Thinking Globally
Recent security breaches at electronic research companies raised concerns in Congress and other U.S. forums that thousands of people could be victimized by identity theft.
There is only one problem with that perspective, say two lawyers with the ABA Section of International Law. Like cyberspace itself, privacy issues in an electronic age reach far beyond the borders of the United States–and so will any effective efforts to address those issues.
Electronic privacy is a growing worldwide concern as access to the Internet expands and national economies become more intertwined, say Jeffrey M. Aresty and Demetrios Eleftheriou. Moreover, they say, efforts to deal with electronic privacy issues will have to take into account a patchwork of national laws on privacy.
They say it’s already virtually impossible for an international company to comply with all the privacy rules in the various countries where it operates. Privacy issues are a potential problem even for companies with a limited foreign presence, Aresty and Eleftheriou say.
“The issue that we’re all facing is that we’ve entered a new era where every business model is being transformed in some way because we’re in a global space,” Aresty says. The Boston lawyer chairs the International Law Section’s Information Services, Technology and Data Protection Committee.
“We have electronic communication and communities being formed around that space,” Aresty says. “And the laws that exist are designed for nation-states and geographical connections that make it very difficult to apply laws extraterritorially. It’s about time that we promote a harmonized rule of law in cyberspace.”
The European Union, for instance, has an overarching data protection directive, but many of the EU’s 25 member states have revised the model provision in the process of incorporating it into their own scheme of laws, says Eleftheriou of Washington, D.C., the committee’s co chair. That has resulted in significant conflicts on privacy rules just within the EU, he notes.
For multinational corporations, Eleftheriou says, “It’s virtually impossible to comply with all the data protection laws that are currently on the books. You just want to minimize the risk. That’s the best you can do.”
Information, Please
Aresty and Eleftheriou have taken a first step within the International Law Section in pursuit of an ambitious plan to organize lawyers from around the world into an online network to address electronic privacy issues.
They are trying to build a comprehensive resource on privacy laws through the committee’s page on the ABA Web site. It already is becoming a repository of information, as well as links to a growing list of U.S. and foreign privacy statutes, regulations and cases. (The site can be accessed via the ABA’s home page at www.abanet.org by going to the Section of International Law and then clicking “Join the Section Committees.”)
Aresty says he also has helped organize a nonprofit group outside the ABA for lawyers interested in practice issues relating to cyberspace. (Information about the new group can be found at www.internetbar.org.)
In addition to conflicts between national laws, concerns about international privacy standards arise in the context of business practices, Aresty and Eleftheriou say.
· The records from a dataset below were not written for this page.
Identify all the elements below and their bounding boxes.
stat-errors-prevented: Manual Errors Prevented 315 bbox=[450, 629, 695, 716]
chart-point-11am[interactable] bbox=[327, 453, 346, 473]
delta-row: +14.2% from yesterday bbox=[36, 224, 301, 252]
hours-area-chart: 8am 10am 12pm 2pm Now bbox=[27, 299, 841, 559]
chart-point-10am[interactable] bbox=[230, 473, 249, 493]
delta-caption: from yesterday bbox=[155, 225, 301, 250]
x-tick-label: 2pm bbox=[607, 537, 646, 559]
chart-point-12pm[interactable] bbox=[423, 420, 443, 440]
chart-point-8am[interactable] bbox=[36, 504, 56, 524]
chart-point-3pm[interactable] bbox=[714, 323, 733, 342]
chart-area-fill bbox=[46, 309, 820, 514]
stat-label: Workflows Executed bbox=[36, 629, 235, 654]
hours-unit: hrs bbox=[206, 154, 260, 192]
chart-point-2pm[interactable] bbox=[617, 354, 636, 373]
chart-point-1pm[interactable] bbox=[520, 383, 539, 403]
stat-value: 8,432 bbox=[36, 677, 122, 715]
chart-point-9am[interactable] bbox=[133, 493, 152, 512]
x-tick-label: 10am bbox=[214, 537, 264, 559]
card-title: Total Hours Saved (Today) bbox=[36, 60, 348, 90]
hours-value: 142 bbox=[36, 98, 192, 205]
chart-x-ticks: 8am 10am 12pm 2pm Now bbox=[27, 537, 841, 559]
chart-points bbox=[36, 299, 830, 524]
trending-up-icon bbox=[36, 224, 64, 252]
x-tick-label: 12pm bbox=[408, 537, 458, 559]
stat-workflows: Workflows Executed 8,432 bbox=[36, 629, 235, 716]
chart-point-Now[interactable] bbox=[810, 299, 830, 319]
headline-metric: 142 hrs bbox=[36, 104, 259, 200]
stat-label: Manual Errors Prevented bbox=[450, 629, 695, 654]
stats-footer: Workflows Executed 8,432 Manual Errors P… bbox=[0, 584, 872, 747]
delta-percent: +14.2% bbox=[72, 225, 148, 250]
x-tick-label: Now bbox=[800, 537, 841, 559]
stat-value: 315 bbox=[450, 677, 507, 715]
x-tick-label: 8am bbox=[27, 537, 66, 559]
As outsourcing becomes more common, they say, subsidiaries or independent foreign companies to which work is sent may not be in compliance with the primary corporation’s privacy policies. Sometimes the corporation itself may not comply with its own privacy policies. When violations occur, the company faces potential liability even if voluntarily adopted rules in its privacy policy were not required by law, Eleftheriou notes.
Citing estimates that there will be more than 25 million victims of identity theft in 2005, Aresty says, “Think of what this means in terms of liability.”